One new artwork in the Leu Building parking lot on Marshall Street will be by New Orleans Airlift, and will be contained in what is essentially a shed on stilts.

"You walk into it and there's ropes and wheels and levers," Thompson said. "You can get in there and play and ring, and it's a big percussive instrument, basically."

A second solar-powered sound artwork, Sun Boxes by Craig Colorusso, will be installed at Colegrove Park on North Church Street.

"It's beautiful and it turns into an orchestration of speakers, 18 or 20 units, but they're all driven by the sun," Smallwood said. "It will morph over the course of the day as the sun changes."

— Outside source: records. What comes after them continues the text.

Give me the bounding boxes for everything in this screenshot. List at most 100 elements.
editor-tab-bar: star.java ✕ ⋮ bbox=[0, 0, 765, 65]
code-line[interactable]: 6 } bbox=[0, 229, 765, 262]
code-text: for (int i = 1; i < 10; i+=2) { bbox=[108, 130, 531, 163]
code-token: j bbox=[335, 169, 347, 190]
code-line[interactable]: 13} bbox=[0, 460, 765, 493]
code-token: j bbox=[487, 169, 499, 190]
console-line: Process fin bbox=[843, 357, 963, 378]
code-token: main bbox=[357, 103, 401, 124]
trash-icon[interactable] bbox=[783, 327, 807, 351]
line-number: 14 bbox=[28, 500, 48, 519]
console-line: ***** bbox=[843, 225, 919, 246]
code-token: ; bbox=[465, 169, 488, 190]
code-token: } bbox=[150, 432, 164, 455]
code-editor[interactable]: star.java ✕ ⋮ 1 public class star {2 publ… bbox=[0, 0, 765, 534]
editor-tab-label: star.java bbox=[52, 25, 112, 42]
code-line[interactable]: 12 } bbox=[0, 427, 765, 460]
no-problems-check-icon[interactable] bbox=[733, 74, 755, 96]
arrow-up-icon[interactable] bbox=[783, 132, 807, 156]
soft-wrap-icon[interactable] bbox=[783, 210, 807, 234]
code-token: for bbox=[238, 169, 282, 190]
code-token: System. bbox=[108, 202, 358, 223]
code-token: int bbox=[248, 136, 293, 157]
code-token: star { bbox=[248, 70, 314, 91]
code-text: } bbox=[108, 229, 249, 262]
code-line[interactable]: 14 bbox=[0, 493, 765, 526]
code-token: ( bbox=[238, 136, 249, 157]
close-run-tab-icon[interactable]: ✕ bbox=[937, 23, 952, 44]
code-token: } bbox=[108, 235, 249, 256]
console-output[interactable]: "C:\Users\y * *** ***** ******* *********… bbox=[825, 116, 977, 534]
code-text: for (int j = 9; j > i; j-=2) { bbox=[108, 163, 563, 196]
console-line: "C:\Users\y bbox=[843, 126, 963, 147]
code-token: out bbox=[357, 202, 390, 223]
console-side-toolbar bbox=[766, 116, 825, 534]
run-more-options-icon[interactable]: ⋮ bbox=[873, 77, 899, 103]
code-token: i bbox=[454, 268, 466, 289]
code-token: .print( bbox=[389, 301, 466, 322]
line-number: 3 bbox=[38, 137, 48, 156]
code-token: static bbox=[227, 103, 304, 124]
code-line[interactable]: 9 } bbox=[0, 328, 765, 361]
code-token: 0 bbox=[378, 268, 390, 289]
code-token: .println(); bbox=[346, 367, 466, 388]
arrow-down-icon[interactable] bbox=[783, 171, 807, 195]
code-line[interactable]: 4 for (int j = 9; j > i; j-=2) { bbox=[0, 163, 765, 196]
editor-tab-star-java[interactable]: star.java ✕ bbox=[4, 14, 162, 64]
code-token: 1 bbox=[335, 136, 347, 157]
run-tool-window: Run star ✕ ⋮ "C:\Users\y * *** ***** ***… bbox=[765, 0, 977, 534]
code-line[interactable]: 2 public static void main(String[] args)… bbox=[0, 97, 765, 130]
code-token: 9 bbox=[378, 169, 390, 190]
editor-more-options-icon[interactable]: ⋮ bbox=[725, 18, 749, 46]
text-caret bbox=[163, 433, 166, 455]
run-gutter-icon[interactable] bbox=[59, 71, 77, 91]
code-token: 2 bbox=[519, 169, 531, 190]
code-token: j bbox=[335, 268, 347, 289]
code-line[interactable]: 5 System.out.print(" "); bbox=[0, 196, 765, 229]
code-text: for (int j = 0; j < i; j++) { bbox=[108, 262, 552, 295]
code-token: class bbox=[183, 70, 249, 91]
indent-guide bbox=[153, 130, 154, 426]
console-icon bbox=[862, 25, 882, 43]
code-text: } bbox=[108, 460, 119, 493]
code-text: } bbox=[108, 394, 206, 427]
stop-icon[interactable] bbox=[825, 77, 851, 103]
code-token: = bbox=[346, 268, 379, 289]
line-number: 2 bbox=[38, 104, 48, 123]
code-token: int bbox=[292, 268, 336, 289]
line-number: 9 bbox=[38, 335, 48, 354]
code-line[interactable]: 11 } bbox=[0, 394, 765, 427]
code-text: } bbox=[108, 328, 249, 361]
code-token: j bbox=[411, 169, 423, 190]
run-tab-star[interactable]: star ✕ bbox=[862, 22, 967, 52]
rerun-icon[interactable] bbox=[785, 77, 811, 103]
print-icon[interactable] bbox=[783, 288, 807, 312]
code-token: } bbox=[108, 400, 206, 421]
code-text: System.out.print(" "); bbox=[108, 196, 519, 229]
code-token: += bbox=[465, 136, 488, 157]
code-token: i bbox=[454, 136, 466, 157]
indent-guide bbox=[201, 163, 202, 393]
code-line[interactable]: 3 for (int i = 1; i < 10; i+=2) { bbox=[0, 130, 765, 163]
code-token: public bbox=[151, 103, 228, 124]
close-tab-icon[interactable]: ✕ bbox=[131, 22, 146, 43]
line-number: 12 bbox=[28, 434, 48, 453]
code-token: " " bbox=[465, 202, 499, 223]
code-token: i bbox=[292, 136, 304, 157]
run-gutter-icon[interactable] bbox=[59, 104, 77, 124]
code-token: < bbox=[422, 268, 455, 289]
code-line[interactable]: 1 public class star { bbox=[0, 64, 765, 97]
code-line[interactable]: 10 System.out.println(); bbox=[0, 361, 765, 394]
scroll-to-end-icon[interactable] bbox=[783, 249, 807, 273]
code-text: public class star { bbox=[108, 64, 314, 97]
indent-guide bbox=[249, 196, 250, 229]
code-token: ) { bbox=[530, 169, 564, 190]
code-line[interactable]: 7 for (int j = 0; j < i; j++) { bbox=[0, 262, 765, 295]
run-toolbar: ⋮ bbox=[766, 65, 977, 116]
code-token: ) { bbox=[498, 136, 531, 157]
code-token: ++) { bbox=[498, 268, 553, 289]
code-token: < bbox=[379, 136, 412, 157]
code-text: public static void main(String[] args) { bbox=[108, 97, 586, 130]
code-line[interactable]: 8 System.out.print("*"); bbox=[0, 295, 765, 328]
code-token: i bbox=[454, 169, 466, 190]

The museum hopes that the steeple artwork encourages museum visitors to stay in North Adams after it closes, grab dinner, and stay for the show.

"Stick around a little longer," Thompson said.


Several downtown locations have been identified to add retail and pop-up programming this summer — 87 Main St., the Leu Building parking lot, Colegrove Park, and the former Sleepy's mattress store.

The parking lot of the Leu Building, which is owned by Mass MoCA, is at the corner of Marshall and Main streets and will see a mix of food trucks and retail. The museum plans to install three tents and a sound artwork at that corner, provide lighting and water, and turn it over to local businesses.

"It's essentially whatever they want to put in there. Hopefully it's stuff that will attract people," Thompson said.

The fence that currently encompasses the southern border of Mass MoCA's campus will be removed to encourage more foot traffic toward the downtown, and the area will receive some beautification.

"Essentially make the walk more pleasant and attractive from the parking lot to the downtown," Thompson said.

The former Sleepy's will be geared toward relaxation with open hours every Friday through Sunday, free of charge.

"Sleepy's is such a huge empty space that it's a good one to have filled for the summer. It's going to a very low key. Play foosball, take out a chess set, or read a book," said Suzy Helme, the city's director of community events.

At Colegrove Park, there will be a free concert held on the first Saturday of every summer month from 2 to 5 p.m. The series begins on June 10.

Each Thursday on which there is DownStreet Art, there will be a movie in the park, and North Adams Yoga will hold free classes there every Sunday.

The vacant space at 87 Main St. will be occupied by a number of local retailers throughout the summer.

Lamb said there's still more of North Adams to be discovered by visitors and locals.

"Increased foot traffic, creative ways of using empty spaces, and increased business for our existing downtown restaurants and retail are the ultimate goals," Lamb said.